As good as the longer pieces are, the mosaic of styles (stories, lyrics, short pieces of dialogue) that mean to link the longer elements together don't carry the flow of the book as well. It's a tricky approach to a writer's output as multifaceted as Shepard's work as playwright, novelist, and lyric writer. The writer's overstuffed drawer of manuscripts must have seemed intriguing. The results are less so, and seem only in need of more work, a little more consideration.

Still, Day Out of Days is worth reading for pleasure and the sure craft of Shepard's writing. Even in his briefest sketches Shepard has the eye for the telling detail and sharply-drawn character. As it is the collection has the feel of a Dylan album, fractured, reflective and observant, and very contemporaary in its concerns: a man is trapped in a restaurant, forcing him to listen to an endless loop of music; a vacationing American family gets wrapped up in its own dysfunction and misses the beauty of the Mexican countryside; an actor returns to his hometown.

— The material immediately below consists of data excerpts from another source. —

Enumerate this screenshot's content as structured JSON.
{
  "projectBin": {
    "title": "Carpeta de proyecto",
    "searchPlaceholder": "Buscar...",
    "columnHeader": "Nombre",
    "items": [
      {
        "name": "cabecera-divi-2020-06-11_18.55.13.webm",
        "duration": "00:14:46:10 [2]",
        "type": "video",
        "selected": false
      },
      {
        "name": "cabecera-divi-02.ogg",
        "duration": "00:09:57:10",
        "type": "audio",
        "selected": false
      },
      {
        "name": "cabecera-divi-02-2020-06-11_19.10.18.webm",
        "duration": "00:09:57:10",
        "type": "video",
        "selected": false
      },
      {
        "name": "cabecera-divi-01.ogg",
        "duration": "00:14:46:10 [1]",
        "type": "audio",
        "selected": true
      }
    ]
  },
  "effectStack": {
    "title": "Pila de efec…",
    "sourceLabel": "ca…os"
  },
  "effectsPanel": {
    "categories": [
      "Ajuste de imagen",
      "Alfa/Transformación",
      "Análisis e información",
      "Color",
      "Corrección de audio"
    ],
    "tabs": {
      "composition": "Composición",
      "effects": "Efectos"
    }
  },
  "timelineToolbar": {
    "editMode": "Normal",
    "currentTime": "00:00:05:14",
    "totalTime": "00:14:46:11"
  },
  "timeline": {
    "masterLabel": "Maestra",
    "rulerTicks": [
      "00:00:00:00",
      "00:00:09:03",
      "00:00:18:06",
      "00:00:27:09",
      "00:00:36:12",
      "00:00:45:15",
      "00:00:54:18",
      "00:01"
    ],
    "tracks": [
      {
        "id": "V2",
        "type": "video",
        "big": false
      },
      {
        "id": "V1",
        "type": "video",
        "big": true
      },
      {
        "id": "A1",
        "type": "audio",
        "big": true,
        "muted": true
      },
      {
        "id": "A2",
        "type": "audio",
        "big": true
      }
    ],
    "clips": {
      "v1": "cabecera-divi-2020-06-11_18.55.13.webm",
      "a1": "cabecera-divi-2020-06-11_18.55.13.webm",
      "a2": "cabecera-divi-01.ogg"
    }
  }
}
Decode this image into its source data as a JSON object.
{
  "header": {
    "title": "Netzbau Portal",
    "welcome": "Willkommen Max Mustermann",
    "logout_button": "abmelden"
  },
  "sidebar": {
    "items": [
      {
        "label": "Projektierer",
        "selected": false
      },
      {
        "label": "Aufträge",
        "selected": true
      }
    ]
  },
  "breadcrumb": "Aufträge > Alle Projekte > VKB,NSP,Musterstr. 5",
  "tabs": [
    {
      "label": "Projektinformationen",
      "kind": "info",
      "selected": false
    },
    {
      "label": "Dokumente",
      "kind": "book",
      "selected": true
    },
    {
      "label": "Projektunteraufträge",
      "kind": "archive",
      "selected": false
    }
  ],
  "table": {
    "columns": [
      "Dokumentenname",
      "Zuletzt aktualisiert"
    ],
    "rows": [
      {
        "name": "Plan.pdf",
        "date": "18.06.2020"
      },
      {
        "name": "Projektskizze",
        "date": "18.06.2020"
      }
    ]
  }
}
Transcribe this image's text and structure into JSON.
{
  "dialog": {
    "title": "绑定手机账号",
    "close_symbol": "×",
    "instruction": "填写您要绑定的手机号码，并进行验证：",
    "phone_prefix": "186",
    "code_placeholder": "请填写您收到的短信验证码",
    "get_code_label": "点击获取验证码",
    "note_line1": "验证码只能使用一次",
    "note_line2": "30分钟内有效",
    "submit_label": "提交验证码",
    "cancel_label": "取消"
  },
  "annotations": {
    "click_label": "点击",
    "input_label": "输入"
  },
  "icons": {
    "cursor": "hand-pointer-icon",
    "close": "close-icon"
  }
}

But Shepard -- who turns 70 today, November 5 -- has staked out his own literary territory made of equal parts longing and restlessness. Even as his characters are sure the big answers lay just out of their grasp, over the next hill -- continuing the Beat idea of happiness in endless journeys of superhighways and enough gas -- sometimes happiness can be found simply by walking out the door:

"What’s all this shit for? Some display for who? For me? What for? Some guest or other? I have no guests. You know that. I’m no host. Never have been. Maybe the old Sonoran man who drops off split oak but no real visitors, that’s for sure. Everyone knows to stay far away. Especially now with the tiger-brindled pit bull out front. The screaming burro kicking buckets down the hill. The fighting gallo in attack mode. I’m in this bunker all my own, surrounded by mysterious stuff. It may be time to take a break and walk back out into the dripping black woods where I know the hollowed-out Grandaddy Sycamore sits and waits for you to climb inside and breathe up into its bone-white aching arms."
Escapechance, the whims of fate: all of these are themes uniting the stories in Day Out of Days. The barren landscapes are metaphors for personal desperation, and there is the promise of rest at the end of these journeys -- but like noontime in the desert, hope and expectation can vanish like a mirage.